Like depression, anxiety isn’t a one-size-fits-all kinda thing. But common symptoms include:

Physical symptoms of anxiety can be equally distressing:

  • muscle aches and feeling tense
  • tremors
  • twitches
  • an extremely heavy or rapid heartbeat
  • sweating
  • shortness of breath
  • stomach pain
  • diarrhea
  • extreme fatigue
  • sleeping difficulties

Therapy and fatherhood

It’s fairly well-known that new Moms can struggle with post-partum depression — a specific form of depression that occurs soon after giving birth. But it looks like newly anointed dads can also struggle with depression. Post-partum depression in men can occur anytime in the first year of birth.

Symptoms can include:

  • irritability
  • restricted emotions
  • other general signs of depression (see above)

Being a new parent is hard. Like, really hard. So don’t beat yourself up if you’re struggling to cope with such a big life event.
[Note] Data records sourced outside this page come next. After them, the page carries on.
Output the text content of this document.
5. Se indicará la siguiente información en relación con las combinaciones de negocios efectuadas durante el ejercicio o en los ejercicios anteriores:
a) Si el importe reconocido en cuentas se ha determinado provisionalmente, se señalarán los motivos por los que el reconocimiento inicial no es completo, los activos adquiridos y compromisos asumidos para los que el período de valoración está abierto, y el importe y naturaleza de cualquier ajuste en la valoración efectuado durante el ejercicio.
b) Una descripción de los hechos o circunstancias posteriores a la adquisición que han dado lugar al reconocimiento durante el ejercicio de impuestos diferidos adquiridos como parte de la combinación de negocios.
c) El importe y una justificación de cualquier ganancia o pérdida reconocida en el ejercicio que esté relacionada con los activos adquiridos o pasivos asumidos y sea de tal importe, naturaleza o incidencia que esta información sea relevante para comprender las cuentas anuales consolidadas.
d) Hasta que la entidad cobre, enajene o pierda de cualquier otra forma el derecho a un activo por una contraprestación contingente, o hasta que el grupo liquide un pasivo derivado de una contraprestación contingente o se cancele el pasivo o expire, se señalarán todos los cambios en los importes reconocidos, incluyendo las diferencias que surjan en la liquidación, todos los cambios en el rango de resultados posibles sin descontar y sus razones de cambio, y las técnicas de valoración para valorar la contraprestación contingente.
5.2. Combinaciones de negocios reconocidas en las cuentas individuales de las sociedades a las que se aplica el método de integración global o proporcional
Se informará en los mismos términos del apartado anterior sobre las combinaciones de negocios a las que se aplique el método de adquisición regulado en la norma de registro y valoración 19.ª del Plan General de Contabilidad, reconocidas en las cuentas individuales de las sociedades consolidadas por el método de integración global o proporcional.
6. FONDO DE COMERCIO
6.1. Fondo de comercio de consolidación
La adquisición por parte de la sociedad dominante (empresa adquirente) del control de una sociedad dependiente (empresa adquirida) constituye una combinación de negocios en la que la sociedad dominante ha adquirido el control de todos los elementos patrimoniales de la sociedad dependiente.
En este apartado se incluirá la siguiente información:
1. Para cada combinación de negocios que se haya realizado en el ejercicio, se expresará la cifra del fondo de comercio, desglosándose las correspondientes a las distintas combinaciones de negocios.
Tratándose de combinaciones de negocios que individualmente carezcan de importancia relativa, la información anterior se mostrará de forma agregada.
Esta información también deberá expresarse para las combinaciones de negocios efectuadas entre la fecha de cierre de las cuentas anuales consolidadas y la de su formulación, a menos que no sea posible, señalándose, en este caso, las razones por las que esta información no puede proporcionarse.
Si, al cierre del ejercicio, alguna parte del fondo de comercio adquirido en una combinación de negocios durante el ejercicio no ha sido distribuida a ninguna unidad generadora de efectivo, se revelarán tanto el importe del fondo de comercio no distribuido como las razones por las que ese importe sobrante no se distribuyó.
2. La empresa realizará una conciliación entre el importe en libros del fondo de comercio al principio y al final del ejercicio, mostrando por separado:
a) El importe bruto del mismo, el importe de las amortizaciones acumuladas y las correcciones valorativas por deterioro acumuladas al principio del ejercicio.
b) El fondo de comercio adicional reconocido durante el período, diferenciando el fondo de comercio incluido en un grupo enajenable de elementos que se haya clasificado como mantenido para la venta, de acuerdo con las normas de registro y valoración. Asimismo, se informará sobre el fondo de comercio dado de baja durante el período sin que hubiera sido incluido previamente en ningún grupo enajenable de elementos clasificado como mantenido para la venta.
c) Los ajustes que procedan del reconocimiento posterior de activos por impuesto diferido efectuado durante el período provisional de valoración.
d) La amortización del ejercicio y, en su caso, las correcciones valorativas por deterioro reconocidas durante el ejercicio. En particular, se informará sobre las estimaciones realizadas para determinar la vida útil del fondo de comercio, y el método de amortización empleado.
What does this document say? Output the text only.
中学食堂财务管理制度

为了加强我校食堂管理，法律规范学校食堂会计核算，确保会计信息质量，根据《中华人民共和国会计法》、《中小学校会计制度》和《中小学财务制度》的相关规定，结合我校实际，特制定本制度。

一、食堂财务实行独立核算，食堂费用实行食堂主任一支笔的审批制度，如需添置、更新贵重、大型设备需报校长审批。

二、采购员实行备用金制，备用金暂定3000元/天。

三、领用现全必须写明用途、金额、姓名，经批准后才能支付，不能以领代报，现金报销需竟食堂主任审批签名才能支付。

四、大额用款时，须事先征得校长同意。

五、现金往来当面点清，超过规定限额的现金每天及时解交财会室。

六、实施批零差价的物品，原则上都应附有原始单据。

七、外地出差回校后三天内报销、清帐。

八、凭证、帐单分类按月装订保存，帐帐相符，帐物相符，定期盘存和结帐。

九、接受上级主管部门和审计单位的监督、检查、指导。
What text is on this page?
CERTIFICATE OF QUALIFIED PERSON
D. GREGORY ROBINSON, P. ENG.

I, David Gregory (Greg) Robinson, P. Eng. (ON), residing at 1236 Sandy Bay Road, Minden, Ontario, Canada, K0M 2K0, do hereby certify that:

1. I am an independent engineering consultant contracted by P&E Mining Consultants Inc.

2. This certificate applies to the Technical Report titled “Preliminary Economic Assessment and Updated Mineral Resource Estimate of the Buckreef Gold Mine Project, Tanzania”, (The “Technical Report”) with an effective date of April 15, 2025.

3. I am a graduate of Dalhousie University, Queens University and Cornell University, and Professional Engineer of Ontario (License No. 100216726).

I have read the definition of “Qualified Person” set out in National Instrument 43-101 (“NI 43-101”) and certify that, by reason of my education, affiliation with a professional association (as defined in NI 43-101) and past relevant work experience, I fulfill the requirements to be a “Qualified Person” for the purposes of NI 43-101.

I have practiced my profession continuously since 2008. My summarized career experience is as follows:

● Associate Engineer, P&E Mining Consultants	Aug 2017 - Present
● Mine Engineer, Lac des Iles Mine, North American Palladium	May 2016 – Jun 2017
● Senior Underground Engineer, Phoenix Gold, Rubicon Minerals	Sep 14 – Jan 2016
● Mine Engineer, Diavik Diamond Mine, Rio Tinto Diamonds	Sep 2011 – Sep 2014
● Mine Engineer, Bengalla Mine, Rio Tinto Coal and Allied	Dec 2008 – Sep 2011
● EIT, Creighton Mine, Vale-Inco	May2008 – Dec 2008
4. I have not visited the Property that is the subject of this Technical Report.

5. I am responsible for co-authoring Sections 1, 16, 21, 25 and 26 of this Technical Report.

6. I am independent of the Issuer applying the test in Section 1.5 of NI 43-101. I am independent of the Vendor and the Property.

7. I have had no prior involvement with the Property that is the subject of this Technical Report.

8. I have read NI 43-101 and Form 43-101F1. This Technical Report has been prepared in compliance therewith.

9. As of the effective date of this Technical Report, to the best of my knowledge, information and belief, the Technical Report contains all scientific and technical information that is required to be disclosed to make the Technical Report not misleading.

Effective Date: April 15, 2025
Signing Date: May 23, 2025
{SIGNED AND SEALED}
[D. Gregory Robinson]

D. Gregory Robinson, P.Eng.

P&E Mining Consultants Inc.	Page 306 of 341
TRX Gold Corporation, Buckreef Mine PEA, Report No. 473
If you’re experiencing postpartum depression, therapy can be helpful in guiding you through that tough first year — it might work for some men, but not others. In peeps with severe depression, medication might also be necessary.

Everyone has different ways to cope. If talking works for you, that’s awesome! But you know yourself better than anyone. Do whatever works for you.

Does depression present differently in men than in women?

Differences in gender can cause additional difficulties for people experiencing depression.

In a 2013 analysis of data from a national mental health survey that compared the male experience of depression with that of females, males reported higher rates of:

  • anger
  • substance abuse
  • risk-taking

The important thing is not to self-diagnose. A healthcare professional or mental health practitioner can help you find the right diagnosis. Don’t struggle in silence.

The link between male depression/anxiety and substance abuse

More than 50 percent of people with mental health disorders also experience some kind of substance use disorder. There’s clearly a strong link between the two, and it’s well-known that people turn to booze and drugs to cope.

But it appears that men are more likely to develop these crutches than women (according to the 2013 review we mentioned earlier).

Booze and drugs may give you temporary relief from your feelings. But in the long run, they’re only going to make things much worse, and they don’t relieve you from the need to be honest about your feelings. With the right support, you can get your life back on track. It just takes that first step.


Talking can be tough, especially if you’re a man. But getting in touch with your feelings can be really helpful for mental well-being.

Therapy can help you open up and recalibrate your life. There are loads of different options, so you can find what works best for you.

Whatever you’re struggling with, there’s always someone to help. Don’t suffer in silence.